Brantley’s lip curls. “Daddy dearest, AKA—Lucan Vitiosus.” Voices come in and out, my head pounding as memories start flooding back. All the hard work over the years I put into blocking them out doesn’t mean shit now, because the wall hasn’t just dropped. I look up, my eyes connecting with my childhood abuser, and that wall shatters to a million pieces. There’s no rebuilding that.
Sucking in a shaky breath, I turn around and go to run, only someone steps in front of me, blocking me from going further, and I fall flat on my ass. That person isn’t Brantley, because I see Black Converse shoes and tight yoga pants. I bring my eyes up to the small torso and frame until I’m met with one of the most exotic-looking girls I have ever seen in my entire life. Her black hair floats effortlessly and naturally down over her chest, her eyes curve in almonds, and her skin holds a natural golden tint. She’s stunning in an obvious way. The kind of way that she’d gain attention anywhere she goes no matter what she’s wearing. All that beauty gets washed out when she opens her mouth.
“You’re so much prettier in photos.” She tilts her head, and I stand to my feet, brushing off the dirt from my butt.
“Who the fuck are you?” I whisper out, I meant it to be harsher than it came out, but with tears pouring down my cheeks, I’m not in a very badass state right now.
Hector appears beside me and tsks. “Madison, play nice with Khales. She’s a good little puppet.”
I freeze. All thought processes mute, and my skin prickles to life. Khales?
I say the first thing that comes up in my head. “I thought you were dead.”

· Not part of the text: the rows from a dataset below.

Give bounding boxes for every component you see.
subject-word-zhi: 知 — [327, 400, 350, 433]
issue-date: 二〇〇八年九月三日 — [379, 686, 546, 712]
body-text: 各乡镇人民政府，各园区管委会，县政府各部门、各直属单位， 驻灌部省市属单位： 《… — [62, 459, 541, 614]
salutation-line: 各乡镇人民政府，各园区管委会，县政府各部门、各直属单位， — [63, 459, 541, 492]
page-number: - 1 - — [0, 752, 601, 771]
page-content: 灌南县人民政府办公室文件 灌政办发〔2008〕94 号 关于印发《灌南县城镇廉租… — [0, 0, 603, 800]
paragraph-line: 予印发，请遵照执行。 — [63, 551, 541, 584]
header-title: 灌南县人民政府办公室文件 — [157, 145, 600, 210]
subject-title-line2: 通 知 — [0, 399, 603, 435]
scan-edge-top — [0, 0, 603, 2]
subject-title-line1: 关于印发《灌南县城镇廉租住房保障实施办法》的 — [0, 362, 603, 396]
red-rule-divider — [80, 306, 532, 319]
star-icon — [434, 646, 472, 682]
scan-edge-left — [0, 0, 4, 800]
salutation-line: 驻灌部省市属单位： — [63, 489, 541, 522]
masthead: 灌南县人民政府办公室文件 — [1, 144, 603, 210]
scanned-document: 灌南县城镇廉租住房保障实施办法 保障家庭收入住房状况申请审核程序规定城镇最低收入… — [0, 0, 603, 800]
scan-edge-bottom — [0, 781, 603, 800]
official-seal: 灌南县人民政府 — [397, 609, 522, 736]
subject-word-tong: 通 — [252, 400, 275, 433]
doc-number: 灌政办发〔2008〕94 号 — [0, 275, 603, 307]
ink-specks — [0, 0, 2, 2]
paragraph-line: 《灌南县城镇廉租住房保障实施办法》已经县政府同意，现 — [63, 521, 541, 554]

She laughs, flicking her hair over her shoulder. “Naw, honey, there’s so much”—she steps toward me and presses her finger to the tip of my nose—“you ju
st don’t know.”
I step backward, squaring my shoulders. Is she intimating? Yes. But I’ve grown accustomed to being around a pack of wolves, so instead of running from them, I learned how to play with them. If she thinks I’m going to roll over and submit to her ways, she’s deluded. Even if I’m feeling emotional about coming face-to-face with Lucan, I won’t bow to her. “I don’t doubt that at all, but why am I here?” I look to Hector. “Where is your son?”
Hector puts a cigar in his mouth. “He’s not here.” He lights the tip of the cigar and rolls it around in his mouth. The silence between all of us borders on awkward, so I turn around to focus all of my attention on Hector.
“And what exactly do you want with me? And why is she alive? Does Bishop know? Does anyone know? Why bring him out?” I point toward Lucan, the mere sight of him making my head spin and my hand itch. I think I’ve passed the shocked phase. I can feel myself slowly brewing, my anger like a swimming pool of lava at the bottom of a volcano, ready to erupt.
I look back to Khales. “And who are you, by the way?”
Hector shakes his head. “That’s not important right now. What’s important is this—”
“No.” The word is instant and automatic.
“Oh?” Hector’s eyebrows shoot up in surprise. “I see you’ve grown a little backbone now that you’re not hiding behind my son.”
I tilt my head and watch as the gray cloud of smoke floats into the dark night. “I never hid behind your son. He shielded me. There’s a difference.”
Hector leans back onto the car, and I step back a little so I can see both him, Khales, Brantley, and Lucan in my peripheral vision. “And anyway,” I add, shooting a glare at Brantley, who is standing on the other side of the car. “Loyalty and all that—right, Brantley?”
“You don’t know shit about loyalty,” Khales murmurs, stepping up to me, chest-to-chest. I can feel her breathing labor as she looks down her nose at me.
I stand up straighter and match her stare. I don’t know who I’m kidding; I’ve never been in a fight before, but I won’t let someone hit me and get away with it. “You don’t know shit about the shit I know, Khales, so step the fuck back.”